For similar reasons we believe that § 1997e(e) does not preclude claims for punitive damages for violations of the Eighth Amendment. See Thompson, 284 F.3d at 418 (punitive damages for Eighth Amendment violations not barred); see also Benefield, 241 F.3d at 1272 n. 3 (suggesting without deciding that punitive damages for Eighth Amendment claims not barred); Oliver, 289 F.3d at 630 (punitive damages for constitutional violation not barred); Doe, 257 F.3d at 314 n. 3 (same); Searles, 251 F.3d at 881 (same); Allah, 226 F.3d at 251-52 (same); but see Harris, 190 F.3d at 1286-87 (punitive damages barred); Davis, 158 F.3d at 1348 (same). Punitive damages are awarded to punish and deter reprehensible conduct. See Memphis Cmty. Sch. Dist. v. Stachura, 477 U.S. 299, 306 n. 9, 106 S.Ct. 2537, 91 L.Ed.2d 249 (1986); Kemezy v.

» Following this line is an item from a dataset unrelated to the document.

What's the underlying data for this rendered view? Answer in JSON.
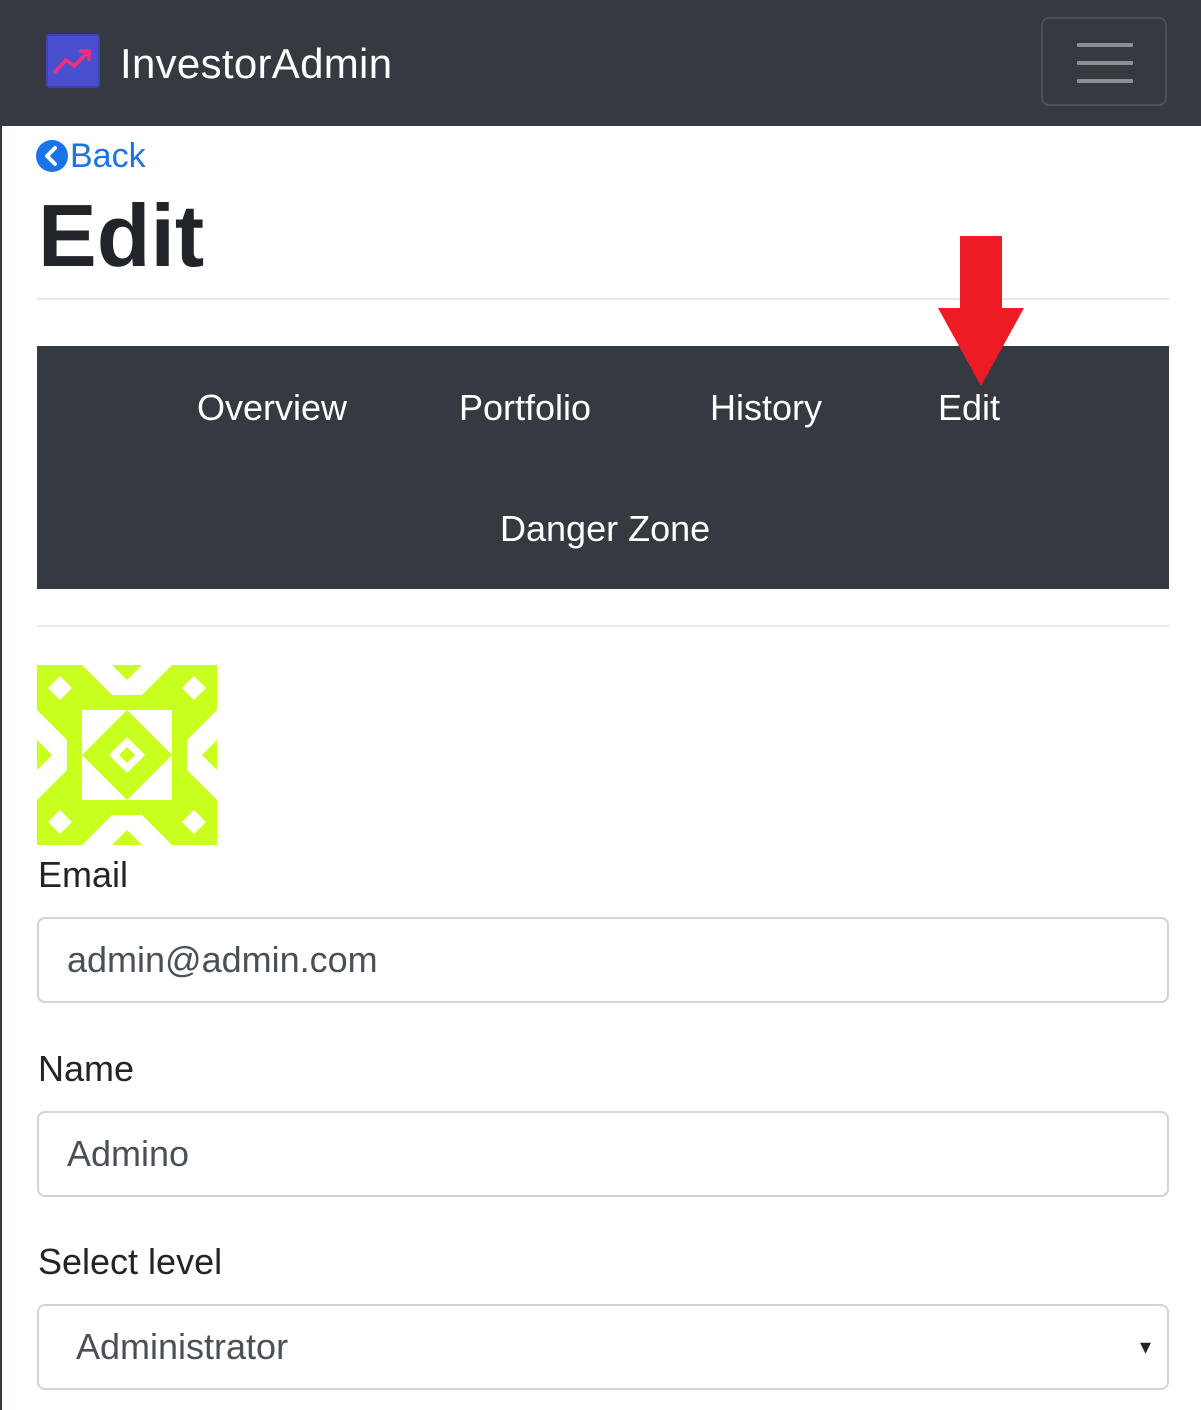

Peters, 79 F.3d 33, 34 (7th Cir. 1996). And in Smith v. Wade, itself an Eighth Amendment case, the Supreme Court established that punitive damages may be awarded under § 1983 upon a showing of "evil motive or intent, or . . . reckless or callous indifference to the federally protected rights of others." 461 U.S. 30, 56, 103 S.Ct. 1625, 75 L.Ed.2d 632 (1983); see Kyle v. Patterson, 196 F.3d 695, 697-98 (7th Cir. 1999). Moreover, nothing prevents an award of punitive damages for constitutional violations when compensatory damages are not available. See Erwin v. Manitowoc County, 872 F.2d 1292, 1299 (7th Cir. 1989); Sahagian, 827 F.2d at 100. Because punitive damages are designed to punish and deter wrongdoers for deprivations of constitutional rights, they are not compensation "for" emotional and mental injury. See Stachura, 477 U.S. at 306, 106 S.Ct. 2537. We therefore conclude that Calhoun may pursue his claims for punitive damages as well.
Finally, the Attorney General argues that, even if nominal and punitive damages are not barred by § 1997e(e), Calhoun does not expressly request nominal damages in his amended complaint, and therefore that prayer for relief was never before the district court. But pleadings filed by pro se litigants are to be construed liberally. See Alvarado v. Litscher, 267 F.3d 648, 651 (7th Cir. 2001). Although Calhoun does not specifically request nominal damages — as he did compensatory and punitive damages and injunctive and declaratory relief — his amended complaint contains a prayer for "such other relief as it may appear plaintiff is entitled." Moreover, Calhoun's brief on appeal makes clear that he is seeking nominal damages. Under these circumstances, Calhoun's prayer for "such other relief" can be reasonably viewed as a request for nominal damages. See Kyle, 196 F.3d at 697 (liberally construing pro se prayer for $1 million in "monetary relief" as a request for punitive damages).
For the foregoing reasons, we VACATE the dismissal of Calhoun's amended complaint insofar as it alleges an Eighth Amendment violation, and REMAND for further proceedings on that claim. In all other respects, the judgment of the district court is AFFIRMED. In light of this decision, the district court erred when it concluded that Calhoun had incurred one strike under 28 U.S.C § 1915(g).